A faint grimace flickered across Georgie’s face. “One of Simon’s relations got in touch with Halliday, wanting to know whether there was any case to be made that you might be mad. Halliday wrote a letter to a friend of my brother’s, who offered to send me to look into matters.” He laughed, dry and mirthless. “Of course, if word gets out that you’re harboring a confidence artist under your roof, that will only help Simon’s uncles get you declared incompetent. Which is why I need to leave. I need to hide somewhere else. Now.”

Lawrence’s mind scrambled to make sense of this. Of course one of Simon’s relatives—probably the same uncle who had taken down Isabella’s portrait—would try to have Lawrence declared insane. It was only a wonder that it hadn’t happened yet. He settled on the one aspect of Georgie’s narrative that didn’t directly involve him. “Hide?”

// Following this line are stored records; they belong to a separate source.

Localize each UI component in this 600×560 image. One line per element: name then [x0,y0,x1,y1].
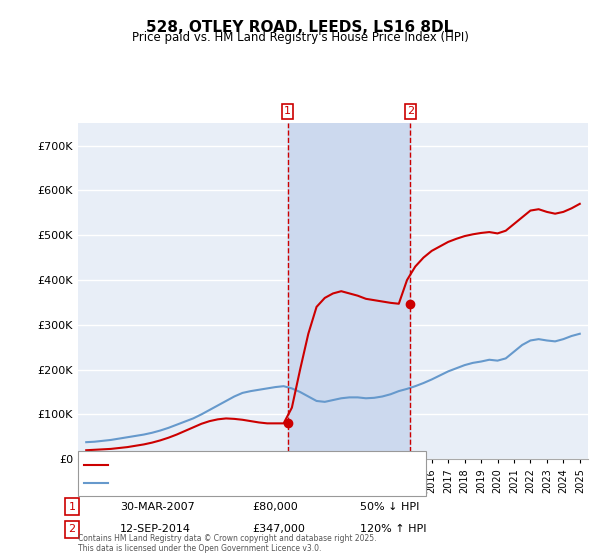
Text: 120% ↑ HPI: 120% ↑ HPI [360,524,427,534]
Text: Contains HM Land Registry data © Crown copyright and database right 2025.
This d: Contains HM Land Registry data © Crown c… [78,534,377,553]
Text: £347,000: £347,000 [252,524,305,534]
Text: Price paid vs. HM Land Registry's House Price Index (HPI): Price paid vs. HM Land Registry's House … [131,31,469,44]
Text: 1: 1 [284,106,291,116]
Bar [288,123,410,459]
Text: 30-MAR-2007: 30-MAR-2007 [120,502,195,512]
Text: 528, OTLEY ROAD, LEEDS, LS16 8DL: 528, OTLEY ROAD, LEEDS, LS16 8DL [146,20,454,35]
Text: 1: 1 [68,502,76,512]
Text: 50% ↓ HPI: 50% ↓ HPI [360,502,419,512]
Text: £80,000: £80,000 [252,502,298,512]
Text: 528, OTLEY ROAD, LEEDS, LS16 8DL (semi-detached house): 528, OTLEY ROAD, LEEDS, LS16 8DL (semi-d… [114,460,385,469]
Text: 2: 2 [68,524,76,534]
Text: 2: 2 [407,106,414,116]
Text: HPI: Average price, semi-detached house, Leeds: HPI: Average price, semi-detached house,… [114,479,333,488]
Text: 12-SEP-2014: 12-SEP-2014 [120,524,191,534]
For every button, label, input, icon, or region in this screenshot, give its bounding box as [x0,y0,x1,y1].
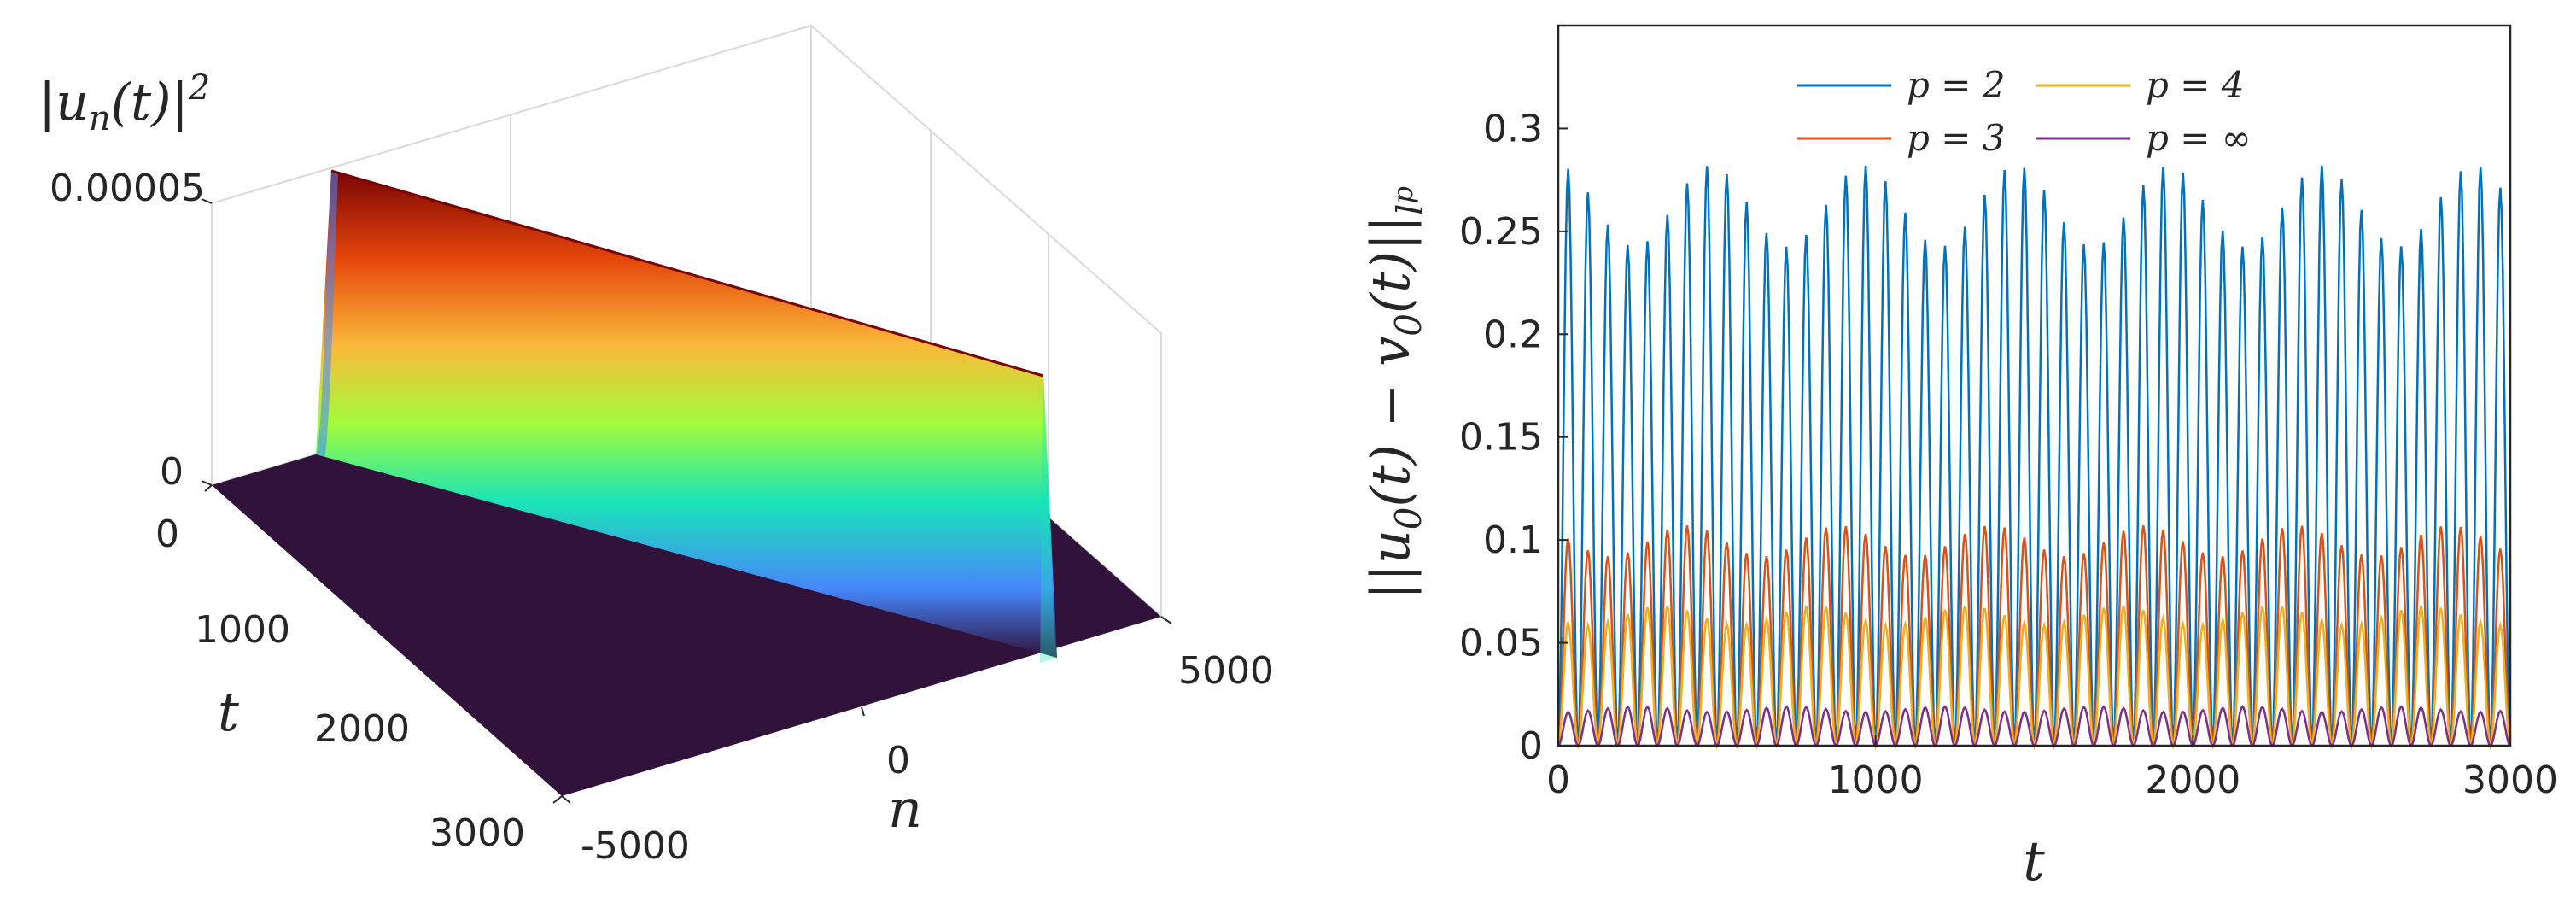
svg-text:p = 4: p = 4 [2146,64,2245,106]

He watched as Georgie took a breath and seemed to come to a decision. “I came here not only to spy on you but to hide from the former associate I mentioned. I betrayed him, so he needs to make an example of me.”

“He wants to harm you?”

Georgie’s gaze cut away to the floor.

“To kill you?”

“I owe him.” He said this so baldly, speaking of his own anticipated murder with such matter-of-fact ease, that Lawrence was momentarily stunned. “I planned to swindle a very sweet, slightly daft old lady. But I couldn’t go through with it.”

“This sounds like honorable behavior.”

Georgie waved a bored hand, a tired dismissal of the idea of honor.

“Nobody is coming to Penkellis to murder you. London street criminals don’t creep into old castles to dispose of their enemies.”

Georgie looked at him with raised eyebrows. “He has to. Mattie Brewster can’t be known to tolerate double-crossers.”